Выбрать главу

Страх, я вспоминаю, начал спотыкаться еще с того самого момента, как я написал первый портрет Старика. А может быть, даже и раньше — вполне вероятно, что и с того самого мига, как только я прикоснулся кончиком кисти к холсту для того, чтобы написать Старика — я вспоминаю… Второй портрет я сочинял, уже страху не только не подчиняясь, но даже с ним и не споря и тем более уж не борясь. А когда я добрался до третьего портрета, то к тому времени страх уже заделался моим закадычным приятелем, дорогим корешком, основательным и надежным партнером, строго и серьезно говоря.

Я наступил на город, и он съежился подо мной, под подошвой моих ботинок, под рифленой, под резной, под суровой и грузной. Я слышал, как хрустели кости домов и как с шипением, свистом и сдавленным писком выплескивалась из них кровь. Ошметки дерьма и блевотины, теплые, горячие, дымящиеся, опускались мне на глаза, на губы, на вздрагивающие нетерпеливо и возбужденно пальцы рук и на витринно вычищенные мыски тех же самых ботинок.

Не имелось никакого повода вовсе, и я не мог определить никакого достойного и убедительного основания для зарождения процесса исхода из меня страха. Это случилось словно по волшебству. Все происходящее походило больше на чудо. Мне придется теперь долго заниматься собой, я знаю, для того чтобы докарабкаться до истины и принять ее, какой бы фантастической или, наоборот, необычайно простой и реалистической она ни была. Ну а сейчас я был вынужден только лишь прислушиваться к тем изменениям, которые происходили внутри меня, и подчиняться тем приказам, командам и указаниям, которые являлись конечным результатом тех уже объявленных мной — вот только что — изменений…

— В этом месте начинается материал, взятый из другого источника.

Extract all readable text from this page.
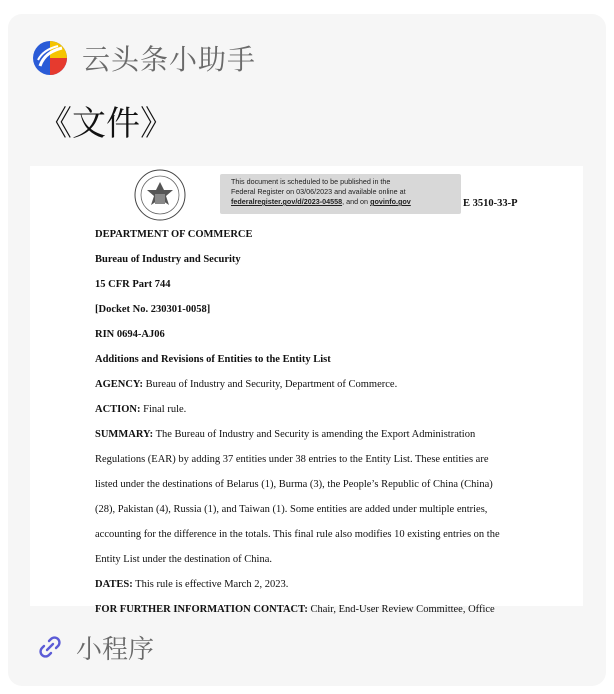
云头条小助手
《文件》
This document is scheduled to be published in the
Federal Register on 03/06/2023 and available online at
federalregister.gov/d/2023-04558, and on govinfo.gov	E 3510-33-P
DEPARTMENT OF COMMERCE
Bureau of Industry and Security
15 CFR Part 744
[Docket No. 230301-0058]
RIN 0694-AJ06
Additions and Revisions of Entities to the Entity List
AGENCY: Bureau of Industry and Security, Department of Commerce.
ACTION: Final rule.
SUMMARY: The Bureau of Industry and Security is amending the Export Administration
Regulations (EAR) by adding 37 entities under 38 entries to the Entity List. These entities are
listed under the destinations of Belarus (1), Burma (3), the People’s Republic of China (China)
(28), Pakistan (4), Russia (1), and Taiwan (1). Some entities are added under multiple entries,
accounting for the difference in the totals. This final rule also modifies 10 existing entries on the
Entity List under the destination of China.
DATES: This rule is effective March 2, 2023.
FOR FURTHER INFORMATION CONTACT: Chair, End-User Review Committee, Office
小程序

Я притянул к себе мастурбирующую барышню — она заскользила по мокрой полированной крыше своего нерусского автомобиля — и с жадностью, ощутив вдруг больно терзающую жажду и удушливо изнуряющий голод, облизал истекающие горько-пряным, пьянящим соком нежные, гуттаперчево-пластилиновые, раскрасневшиеся от настойчивой и умелой работы тонких мягких пальчиков губы ее покорного, податливого, всегда открытого неожиданностям и в любое мгновение готового к удовольствию и наслаждению влагалища — ревел, насыщаясь, свирепо и удовлетворенно…

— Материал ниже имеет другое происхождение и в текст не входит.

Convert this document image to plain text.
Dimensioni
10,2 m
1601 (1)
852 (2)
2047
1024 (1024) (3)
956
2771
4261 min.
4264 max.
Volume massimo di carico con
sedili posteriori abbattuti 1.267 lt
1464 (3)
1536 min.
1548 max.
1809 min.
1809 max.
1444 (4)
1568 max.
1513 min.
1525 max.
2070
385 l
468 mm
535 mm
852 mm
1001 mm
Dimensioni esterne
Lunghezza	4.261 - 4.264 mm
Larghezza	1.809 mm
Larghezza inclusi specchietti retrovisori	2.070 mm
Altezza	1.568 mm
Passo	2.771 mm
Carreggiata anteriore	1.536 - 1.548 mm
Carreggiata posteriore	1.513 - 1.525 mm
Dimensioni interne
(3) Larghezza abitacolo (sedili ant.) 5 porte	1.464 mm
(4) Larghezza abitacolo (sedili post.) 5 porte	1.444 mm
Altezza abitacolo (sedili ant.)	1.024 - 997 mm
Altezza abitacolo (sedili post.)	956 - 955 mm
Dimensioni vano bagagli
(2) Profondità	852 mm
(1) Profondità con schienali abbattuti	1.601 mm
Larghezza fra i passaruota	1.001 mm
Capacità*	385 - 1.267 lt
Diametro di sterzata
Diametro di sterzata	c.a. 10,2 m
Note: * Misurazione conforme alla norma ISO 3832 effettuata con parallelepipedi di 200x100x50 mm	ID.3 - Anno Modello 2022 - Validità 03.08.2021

Бедная женщина колотилась затылком о металл своего автомобиля и кричала небу что-то — задыхаясь, восторженно, упоенно, превозмогая истому, благоговейно, одухотворенно — что-то о сотворении Новых Миров, о магии Воображения, о величии и святости души, конечно же, о кровавой и беспощадной драке за свое конкретное, определенное и обязательно безопасное место в этой Вселенной, о невозможности жить просто так, без поклонения и подчинения Единственному на этой Земле Человеку, мужчине, женщине, не имеет значения, о горящей, кипящей сперме, о воинственном и воинствующем, жестоком и ничего никогда не прощающем члене, о грубом, по-настоящему животном, потном, обильно залитом мочой, слюной и слезами совокуплении — О СЧАСТЬЕ!

Я пощипал за щеки дядьку — того самого, который хотел размонтировать меня своей монтировкой. Он валялся по-прежнему у моего автомобиля, мокрый — и от дождя, и оттого еще, как я успел заметить и вполне достоверно определить, что прохудился от страха(!) и потери контроля его мочевой пузырь. Дядька пах. Но мне нравился этот запах. И мне нравился сам дядька. Мужчина, так скажем, прямо скажем. И молодой мужчина. И в необходимой мере привлекательный — в необходимой для того, чтобы его любили женщины и собаки. И кошки, возможно…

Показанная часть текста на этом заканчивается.